Roberts believes it’s important to contact the sources of emotion while writing songs. “When I started playing guitar,” he said, “I’d try and play things that described the way I was feeling, which wasn’t very good a lot of the time. Even now, I’ll try and think of things like how I felt when my grandfather died. Those emotions stay with you, and I think they’re pretty universal.”
McDonald adds to the point: “People probably think that we’re serious all the time, but really, we’re a bunch of cut-ups” — and it’s true. Spend an afternoon with the Audiophiles and you’ll hear the banter of a bunch of friends who are obsessed with pop culture — movies, horrible ’70s sitcoms, Spinal Tap. According to Roberts, the original impetus behind the band was Chelsie Zachman, now his girlfriend, who encouraged Simmons to take some poems he’d written and have McDonald set them to music. “She also found our first drummer” in the chat room of Dallas’ top record store.
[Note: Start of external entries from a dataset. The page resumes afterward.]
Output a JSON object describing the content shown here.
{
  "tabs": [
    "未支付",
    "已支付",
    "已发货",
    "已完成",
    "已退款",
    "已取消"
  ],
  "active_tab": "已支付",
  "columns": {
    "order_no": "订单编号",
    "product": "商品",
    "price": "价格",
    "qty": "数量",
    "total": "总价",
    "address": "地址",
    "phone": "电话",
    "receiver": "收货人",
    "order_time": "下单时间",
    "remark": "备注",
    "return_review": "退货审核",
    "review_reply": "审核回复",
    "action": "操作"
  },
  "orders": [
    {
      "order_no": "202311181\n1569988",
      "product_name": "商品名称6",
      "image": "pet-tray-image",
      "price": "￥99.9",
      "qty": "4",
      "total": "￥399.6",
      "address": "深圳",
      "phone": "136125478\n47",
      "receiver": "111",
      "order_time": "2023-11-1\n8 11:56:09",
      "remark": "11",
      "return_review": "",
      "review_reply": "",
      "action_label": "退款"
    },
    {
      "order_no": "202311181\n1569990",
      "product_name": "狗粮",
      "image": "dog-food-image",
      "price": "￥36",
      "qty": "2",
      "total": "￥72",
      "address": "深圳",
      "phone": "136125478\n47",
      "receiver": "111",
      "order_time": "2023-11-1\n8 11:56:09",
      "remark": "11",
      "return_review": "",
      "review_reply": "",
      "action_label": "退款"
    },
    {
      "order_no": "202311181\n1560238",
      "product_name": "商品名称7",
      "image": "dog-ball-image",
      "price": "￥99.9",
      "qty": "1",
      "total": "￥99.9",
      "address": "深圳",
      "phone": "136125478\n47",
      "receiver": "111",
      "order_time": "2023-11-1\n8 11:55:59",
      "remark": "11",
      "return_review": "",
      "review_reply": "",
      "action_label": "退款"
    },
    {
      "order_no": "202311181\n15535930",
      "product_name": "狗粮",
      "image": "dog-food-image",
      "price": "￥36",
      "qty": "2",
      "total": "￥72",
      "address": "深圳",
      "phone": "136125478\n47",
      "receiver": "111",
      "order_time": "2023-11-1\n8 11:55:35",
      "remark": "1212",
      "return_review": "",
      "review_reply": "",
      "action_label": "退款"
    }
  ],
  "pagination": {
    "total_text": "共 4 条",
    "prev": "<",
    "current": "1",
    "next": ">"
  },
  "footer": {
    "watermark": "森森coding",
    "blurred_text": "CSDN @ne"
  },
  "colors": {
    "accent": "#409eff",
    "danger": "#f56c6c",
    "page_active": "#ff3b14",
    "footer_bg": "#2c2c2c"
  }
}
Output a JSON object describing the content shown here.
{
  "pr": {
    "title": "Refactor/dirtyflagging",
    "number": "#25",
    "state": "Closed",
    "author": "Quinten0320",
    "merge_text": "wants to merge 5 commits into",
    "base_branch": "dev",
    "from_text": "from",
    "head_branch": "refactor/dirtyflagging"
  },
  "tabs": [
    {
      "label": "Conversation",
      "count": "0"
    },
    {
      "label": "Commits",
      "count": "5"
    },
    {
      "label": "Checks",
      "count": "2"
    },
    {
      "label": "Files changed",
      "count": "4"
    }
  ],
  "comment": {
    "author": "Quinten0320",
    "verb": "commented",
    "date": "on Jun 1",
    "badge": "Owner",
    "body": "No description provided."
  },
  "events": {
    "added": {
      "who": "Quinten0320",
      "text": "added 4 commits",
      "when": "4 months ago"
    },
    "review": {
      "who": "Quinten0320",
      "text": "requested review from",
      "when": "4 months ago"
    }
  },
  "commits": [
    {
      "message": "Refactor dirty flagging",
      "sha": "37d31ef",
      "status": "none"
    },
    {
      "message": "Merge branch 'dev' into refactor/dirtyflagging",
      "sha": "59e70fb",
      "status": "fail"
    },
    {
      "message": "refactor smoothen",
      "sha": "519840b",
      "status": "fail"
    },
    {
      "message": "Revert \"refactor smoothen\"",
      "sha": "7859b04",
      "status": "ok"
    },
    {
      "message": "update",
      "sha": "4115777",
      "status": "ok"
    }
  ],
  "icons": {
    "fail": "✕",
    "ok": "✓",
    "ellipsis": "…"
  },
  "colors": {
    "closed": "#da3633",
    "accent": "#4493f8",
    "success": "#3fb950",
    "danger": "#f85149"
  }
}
Visually, the Audiophiles are an incongruous crew. Simmons is your typical brooding frontman (Morrissey’s a big influence) who smokes too many cigarettes and spends too much time on his cell phone. When not working with the band, he’s modern rock program director for KTCU/88.7-FM, a connection that’s garnered the Audiophiles fewer hookups than you might expect. Bassist Nic Wright, who played his first show with the band in February, is debatably the skinniest guy on Fort Worth’s rock scene (although Soviet Space’s Jim Keith might have him beat), while drummer Jared Jackson, another new addition to the lineup (and who also pounds skins for the Danes), is a stocky fella. McDonald’s a dead ringer for Radiohead’s Johnny Greenwood, while Roberts looks like a fugitive from Speedtrucker in his John Deere ball cap.
The band is grateful for the support and encouragement it’s received from other musicians. When the Audiophiles performed in the lounge at the Ridglea Theater on a night when the Washingtonian emo popster group Death Cab for Cutie was playing the main stage, they got a surprise: Death Cab bassist Nick Harmer cornered Roberts and talked to him for 30 minutes about how “great” the Audiophiles’ music was. “I’d have done the same thing to him, but he beat me to it,” said Roberts.
The Audiophiles recently signed with Spune Productions, the booking agency that handles the Chemistry Set, the Danes, Hi-Fi Drowning, Red Animal War, and the Snowdonnas, but they’re as concerned with the quality of gigs that come their way as the quantity. “We want to play the right kind of shows, where audiences are likely to accept us,” said Roberts. Even as they prepare to cast their bread out on the waters of The Biz, the bandmembers value their integrity above all. Before returning to his birthday beer and CNN’s war coverage, McDonald made the point: “We’d rather burn bridges than kiss ass.”